Problem 2.1

Insertion sort on small arrays in merge sort

Although merge sort runs in $\Theta(\lg{n})$ worst-case time and insertion sort runs in $\Theta(n^2)$ worst-case time, the constant factors in insertion sort can make it faster in practice for small problem sizes on many machines. Thus, it makes sense to coarsen the leaves of the recursion by using insertion sort within merge sort when subproblems become sufficiently small. Consider a modification to merge sort in which $n/k$ sublists of length $k$ are sorted using insertion sort and then merged using the standard merging mechanism, where $k$ is a value to be determined.

1. Show that insertion sort can sort the $n/k$ sublists, each of length $k$, in $\Theta(nk)$ worst-case time.
2. Show how to merge the sublists in $\Theta(n\lg(n/k))$ worst-case time.
3. Given that the modified algorithm runs in $\Theta(nk + n\lg(n/k))$ worst-case time, what is the largest value of $k$ as a function of $n$ for which the modified algorithm has the same running time as standard merge sort, in terms of $\Theta$-notation?
4. How should we choose $k$ in practice?

1. Sorting sublists

This is simple enough. We know that sorting each list takes $ak^2 + bk + c$ for some constants $a$, $b$ and $c$. We have $n/k$ of those, thus:

$$\frac{n}{k}(ak^2 + bk + c) = ank + bn + \frac{cn}{k} = \Theta(nk)$$

2. Merging sublists

This is a bit trickier. Sorting $a$ sublists of length $k$ each takes:

$$T(a) = \begin{cases} 0 & \text{if } a = 1, \\ 2T(a/2) + ak & \text{if } a = 2^p, \text{if } p > 0. \end{cases}$$

This makes sense, since merging one sublist is trivial and merging $a$ sublists means splitting dividing them in two groups of $a/2$ lists, merging each group recursively and then combining the results in $ak$ steps, since have two arrays, each of length $\frac{a}{2}k$.

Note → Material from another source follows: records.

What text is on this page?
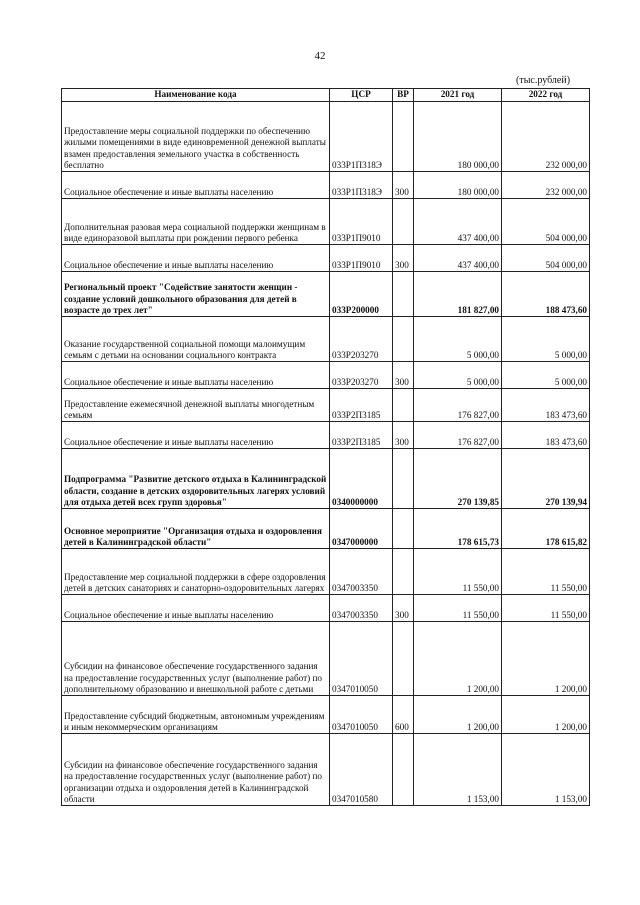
42
(тыс.рублей)
Наименование кода	ЦСР	ВР	2021 год	2022 год
Предоставление меры социальной поддержки по обеспечению жилыми помещениями в виде единовременной денежной выплаты взамен предоставления земельного участка в собственность бесплатно	033Р1П318Э		180 000,00	232 000,00
Социальное обеспечение и иные выплаты населению	033Р1П318Э	300	180 000,00	232 000,00
Дополнительная разовая мера социальной поддержки женщинам в виде единоразовой выплаты при рождении первого ребенка	033Р1П9010		437 400,00	504 000,00
Социальное обеспечение и иные выплаты населению	033Р1П9010	300	437 400,00	504 000,00
Региональный проект "Содействие занятости женщин - создание условий дошкольного образования для детей в возрасте до трех лет"	033Р200000		181 827,00	188 473,60
Оказание государственной социальной помощи малоимущим семьям с детьми на основании социального контракта	033Р203270		5 000,00	5 000,00
Социальное обеспечение и иные выплаты населению	033Р203270	300	5 000,00	5 000,00
Предоставление ежемесячной денежной выплаты многодетным семьям	033Р2П3185		176 827,00	183 473,60
Социальное обеспечение и иные выплаты населению	033Р2П3185	300	176 827,00	183 473,60
Подпрограмма "Развитие детского отдыха в Калининградской области, создание в детских оздоровительных лагерях условий для отдыха детей всех групп здоровья"	0340000000		270 139,85	270 139,94
Основное мероприятие "Организация отдыха и оздоровления детей в Калининградской области"	0347000000		178 615,73	178 615,82
Предоставление мер социальной поддержки в сфере оздоровления детей в детских санаториях и санаторно-оздоровительных лагерях	0347003350		11 550,00	11 550,00
Социальное обеспечение и иные выплаты населению	0347003350	300	11 550,00	11 550,00
Субсидии на финансовое обеспечение государственного задания на предоставление государственных услуг (выполнение работ) по дополнительному образованию и внешкольной работе с детьми	0347010050		1 200,00	1 200,00
Предоставление субсидий бюджетным, автономным учреждениям и иным некоммерческим организациям	0347010050	600	1 200,00	1 200,00
Субсидии на финансовое обеспечение государственного задания на предоставление государственных услуг (выполнение работ) по организации отдыха и оздоровления детей в Калининградской области	0347010580		1 153,00	1 153,00
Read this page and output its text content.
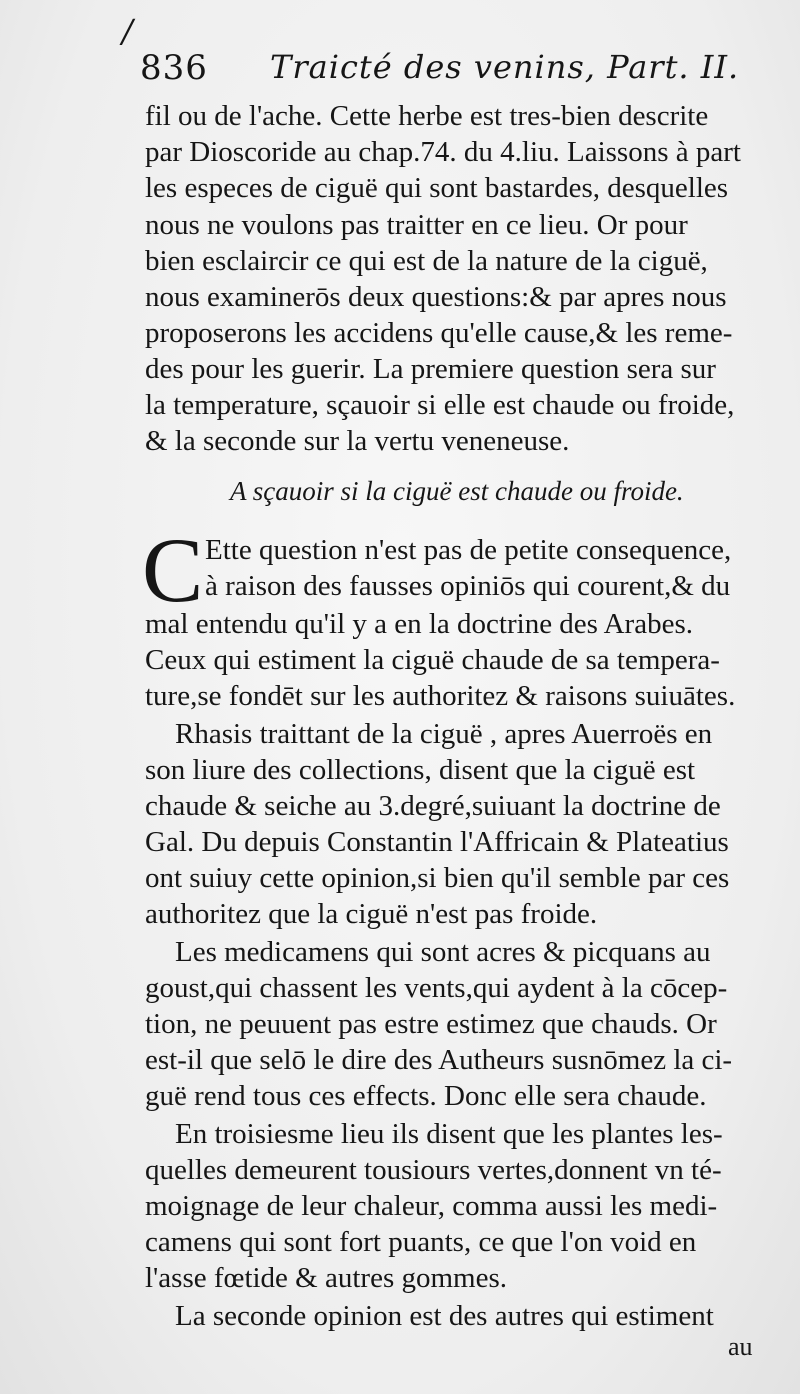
/
836 Traicté des venins, Part. II.
fil ou de l'ache. Cette herbe est tres-bien descrite
par Dioscoride au chap.74. du 4.liu. Laissons à part
les especes de ciguë qui sont bastardes, desquelles
nous ne voulons pas traitter en ce lieu. Or pour
bien esclaircir ce qui est de la nature de la ciguë,
nous examinerōs deux questions:& par apres nous
proposerons les accidens qu'elle cause,& les reme-
des pour les guerir. La premiere question sera sur
la temperature, sçauoir si elle est chaude ou froide,
& la seconde sur la vertu veneneuse.
A sçauoir si la ciguë est chaude ou froide.
C Ette question n'est pas de petite consequence,
à raison des fausses opiniōs qui courent,& du
mal entendu qu'il y a en la doctrine des Arabes.
Ceux qui estiment la ciguë chaude de sa tempera-
ture,se fondēt sur les authoritez & raisons suiuātes.
Rhasis traittant de la ciguë , apres Auerroës en
son liure des collections, disent que la ciguë est
chaude & seiche au 3.degré,suiuant la doctrine de
Gal. Du depuis Constantin l'Affricain & Plateatius
ont suiuy cette opinion,si bien qu'il semble par ces
authoritez que la ciguë n'est pas froide.
Les medicamens qui sont acres & picquans au
goust,qui chassent les vents,qui aydent à la cōcep-
tion, ne peuuent pas estre estimez que chauds. Or
est-il que selō le dire des Autheurs susnōmez la ci-
guë rend tous ces effects. Donc elle sera chaude.
En troisiesme lieu ils disent que les plantes les-
quelles demeurent tousiours vertes,donnent vn té-
moignage de leur chaleur, comma aussi les medi-
camens qui sont fort puants, ce que l'on void en
l'asse fœtide & autres gommes.
La seconde opinion est des autres qui estiment
au
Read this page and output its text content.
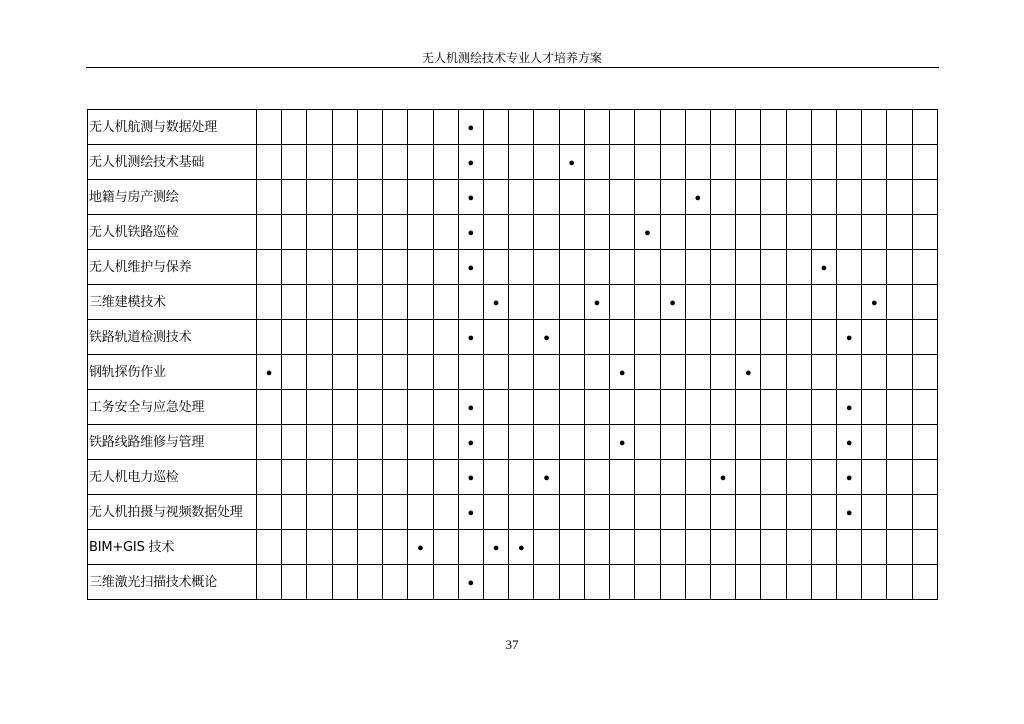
无人机测绘技术专业人才培养方案
无人机航测与数据处理									●																		
无人机测绘技术基础									●				●														
地籍与房产测绘									●									●									
无人机铁路巡检									●							●											
无人机维护与保养									●														●				
三维建模技术										●				●			●								●		
铁路轨道检测技术									●			●												●			
钢轨探伤作业	●														●					●							
工务安全与应急处理									●															●			
铁路线路维修与管理									●						●									●			
无人机电力巡检									●			●							●					●			
无人机拍摄与视频数据处理									●															●			
BIM+GIS 技术							●			●	●																
三维激光扫描技术概论									●																		
37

I don't know the master theorem yet, but it seems to me that the recurrence is actually $ak\lg{a}$. Let's try to prove this via induction:

Base. Simple as ever:

$$T(1) = 1k\lg1 = k \cdot 0 = 0$$

Step. We assume that $T(a) = ak\lg{a}$ and we calculate $T(2a)$:

\begin{aligned} T(2a) &= 2T(a) + 2ak = 2(T(a) + ak) = 2(ak\lg{a} + ak) = \\ &= 2ak(\lg{a} + 1) = 2ak(\lg{a} + \lg{2}) = 2ak\lg(2a) \end{aligned}

This proves it. Now if we substitue the number of sublists $n/k$ for $a$:

$$T(n/k) = \frac{n}{k}k\lg{\frac{n}{k}} = n\lg(n/k)$$

While this is exact only when $n/k$ is a power of 2, it tells us that the overall time complexity of the merge is $\Theta(n\lg(n/k))$.

3. The largest value of k

The largest value is $k = \lg{n}$. If we substitute, we get:

$$\Theta(n\lg{n} + n\lg{\frac{n}{\lg{n}}}) = \Theta(n\lg{n})$$

If $k = f(n) > \lg{n}$, the complexity will be $\Theta(nf(n))$, which is larger running time than merge sort.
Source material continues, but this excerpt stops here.